In an interview, Richard Wilkinson says

I think people are extremely sensitive to status differentiation and to being looked down on, or disrespected, and those often seem to be the triggers to violence. We quote an American prison psychiatrist who goes so far as to say he’s never seen a serious act of violence that wasn’t provoked by loss of face or humiliation, and so on. And in more unequal societies, status matters even more. People judge each other more by status. There’s more insecurity. And people at the bottom are more often excluded from the markers of status, the jobs and housing and cars, so they become even more touchy about how they’re seen.

Wilkinson likes Sweden, where there is less inequality.

Why is the nation-state the relevant unit for measuring inequality? Sweden has 9.2 million people, and we have 300 million, so we are bound to have more inequality, particularly by the sorts of measures Wilkinson uses.

Instead of an international comparison, why not compare, say, Indiana with Sweden, or Indiana with New York City? Is Indiana much more unequal than Sweden? I assume inequality is less in Indiana than in New York City. How does that affect happiness in the two places?

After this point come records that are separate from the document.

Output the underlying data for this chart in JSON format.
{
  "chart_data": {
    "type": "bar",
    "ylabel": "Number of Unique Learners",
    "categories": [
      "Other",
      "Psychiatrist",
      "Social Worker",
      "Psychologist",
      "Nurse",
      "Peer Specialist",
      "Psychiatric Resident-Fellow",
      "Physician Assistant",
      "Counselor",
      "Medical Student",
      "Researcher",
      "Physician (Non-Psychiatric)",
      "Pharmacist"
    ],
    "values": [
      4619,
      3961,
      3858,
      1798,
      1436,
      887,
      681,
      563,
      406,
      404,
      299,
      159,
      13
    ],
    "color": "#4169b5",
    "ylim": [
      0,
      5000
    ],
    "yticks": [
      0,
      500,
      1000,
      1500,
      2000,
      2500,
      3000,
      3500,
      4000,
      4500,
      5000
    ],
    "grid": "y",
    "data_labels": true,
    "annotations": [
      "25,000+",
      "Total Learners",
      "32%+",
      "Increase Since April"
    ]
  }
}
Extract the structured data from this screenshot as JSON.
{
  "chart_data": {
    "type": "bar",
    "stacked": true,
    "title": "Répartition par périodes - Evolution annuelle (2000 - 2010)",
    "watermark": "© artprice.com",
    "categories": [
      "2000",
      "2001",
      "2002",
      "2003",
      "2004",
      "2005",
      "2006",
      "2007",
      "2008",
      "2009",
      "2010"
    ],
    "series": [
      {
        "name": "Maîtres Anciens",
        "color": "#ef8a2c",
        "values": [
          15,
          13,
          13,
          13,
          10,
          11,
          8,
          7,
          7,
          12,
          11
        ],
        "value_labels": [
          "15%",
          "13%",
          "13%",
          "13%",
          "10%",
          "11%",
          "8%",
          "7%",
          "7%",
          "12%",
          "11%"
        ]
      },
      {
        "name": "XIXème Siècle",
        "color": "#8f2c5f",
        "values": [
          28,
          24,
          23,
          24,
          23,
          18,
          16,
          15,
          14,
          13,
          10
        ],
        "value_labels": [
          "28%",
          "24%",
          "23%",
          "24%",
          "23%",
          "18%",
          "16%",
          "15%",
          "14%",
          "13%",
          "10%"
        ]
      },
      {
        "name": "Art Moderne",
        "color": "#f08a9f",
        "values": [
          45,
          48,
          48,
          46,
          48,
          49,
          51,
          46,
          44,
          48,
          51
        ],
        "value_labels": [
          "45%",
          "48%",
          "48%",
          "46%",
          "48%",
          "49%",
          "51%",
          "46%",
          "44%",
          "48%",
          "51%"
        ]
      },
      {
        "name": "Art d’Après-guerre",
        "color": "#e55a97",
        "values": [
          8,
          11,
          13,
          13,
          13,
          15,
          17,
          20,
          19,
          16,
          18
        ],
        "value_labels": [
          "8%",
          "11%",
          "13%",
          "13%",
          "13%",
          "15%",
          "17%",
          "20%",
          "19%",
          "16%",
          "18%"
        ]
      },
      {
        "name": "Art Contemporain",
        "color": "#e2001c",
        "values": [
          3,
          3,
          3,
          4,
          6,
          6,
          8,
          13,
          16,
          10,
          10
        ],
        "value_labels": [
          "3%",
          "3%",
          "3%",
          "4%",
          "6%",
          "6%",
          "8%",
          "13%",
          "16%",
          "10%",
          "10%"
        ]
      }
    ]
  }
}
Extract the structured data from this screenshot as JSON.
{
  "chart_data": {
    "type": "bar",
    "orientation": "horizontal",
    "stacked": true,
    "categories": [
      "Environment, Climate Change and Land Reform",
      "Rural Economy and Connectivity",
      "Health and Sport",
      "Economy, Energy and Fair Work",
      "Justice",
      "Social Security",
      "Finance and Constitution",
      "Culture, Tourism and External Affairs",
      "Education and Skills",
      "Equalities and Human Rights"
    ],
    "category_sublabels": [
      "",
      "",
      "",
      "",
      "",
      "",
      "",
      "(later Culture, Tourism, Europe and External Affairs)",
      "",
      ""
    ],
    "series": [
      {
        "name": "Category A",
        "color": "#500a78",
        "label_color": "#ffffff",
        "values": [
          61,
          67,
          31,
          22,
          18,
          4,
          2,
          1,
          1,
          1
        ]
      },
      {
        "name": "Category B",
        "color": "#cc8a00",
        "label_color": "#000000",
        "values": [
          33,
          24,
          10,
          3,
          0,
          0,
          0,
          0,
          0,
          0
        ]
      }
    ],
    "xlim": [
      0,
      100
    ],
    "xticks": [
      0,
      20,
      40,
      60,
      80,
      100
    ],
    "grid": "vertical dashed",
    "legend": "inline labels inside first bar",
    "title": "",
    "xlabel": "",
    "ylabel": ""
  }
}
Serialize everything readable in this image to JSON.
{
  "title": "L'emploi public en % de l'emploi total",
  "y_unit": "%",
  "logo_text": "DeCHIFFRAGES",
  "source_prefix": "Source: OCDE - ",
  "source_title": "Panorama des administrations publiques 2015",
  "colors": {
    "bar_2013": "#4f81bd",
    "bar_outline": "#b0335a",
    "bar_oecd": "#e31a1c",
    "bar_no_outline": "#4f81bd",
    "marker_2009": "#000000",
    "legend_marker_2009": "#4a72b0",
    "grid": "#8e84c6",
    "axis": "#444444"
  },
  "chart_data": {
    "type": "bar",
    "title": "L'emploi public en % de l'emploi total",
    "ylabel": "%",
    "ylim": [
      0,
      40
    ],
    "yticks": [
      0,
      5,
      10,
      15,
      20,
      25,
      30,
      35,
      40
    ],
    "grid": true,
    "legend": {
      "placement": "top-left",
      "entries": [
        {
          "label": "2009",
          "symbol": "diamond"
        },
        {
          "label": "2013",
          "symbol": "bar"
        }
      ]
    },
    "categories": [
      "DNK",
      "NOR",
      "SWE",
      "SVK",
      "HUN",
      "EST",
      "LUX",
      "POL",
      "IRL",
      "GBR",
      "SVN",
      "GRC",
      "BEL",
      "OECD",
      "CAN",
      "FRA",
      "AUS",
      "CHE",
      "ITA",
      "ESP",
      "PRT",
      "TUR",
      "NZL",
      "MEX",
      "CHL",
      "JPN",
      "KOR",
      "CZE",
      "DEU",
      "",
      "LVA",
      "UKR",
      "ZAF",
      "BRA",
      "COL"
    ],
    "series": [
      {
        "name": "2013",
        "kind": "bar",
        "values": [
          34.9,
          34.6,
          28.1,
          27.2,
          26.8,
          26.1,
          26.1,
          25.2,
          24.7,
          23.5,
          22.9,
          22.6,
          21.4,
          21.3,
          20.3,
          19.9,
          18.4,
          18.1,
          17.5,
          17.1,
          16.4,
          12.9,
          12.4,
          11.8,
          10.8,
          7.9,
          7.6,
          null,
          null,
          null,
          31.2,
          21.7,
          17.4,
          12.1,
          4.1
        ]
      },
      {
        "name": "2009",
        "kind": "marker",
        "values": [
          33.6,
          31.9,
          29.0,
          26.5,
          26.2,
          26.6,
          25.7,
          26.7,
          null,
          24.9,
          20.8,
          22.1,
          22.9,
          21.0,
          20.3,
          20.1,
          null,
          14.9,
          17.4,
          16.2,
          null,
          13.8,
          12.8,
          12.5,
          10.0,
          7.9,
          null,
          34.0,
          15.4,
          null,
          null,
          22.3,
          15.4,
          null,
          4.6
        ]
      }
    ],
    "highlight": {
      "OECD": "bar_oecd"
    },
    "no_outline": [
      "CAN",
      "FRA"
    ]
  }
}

I raise this point because I think the only way we could have a more egalitarian society would be if we broke the country up into smaller units, and we measured equality within the unit. Otherwise, the amount of political power it would take to get rid of the economic inequalities among 300 million people spread over such a large area would be frightening. It might be equally difficult to produce equality in Europe, if one defines equality by looking at the bottom of the ladder in, say, Croatia, with the top of the ladder in, say, Germany.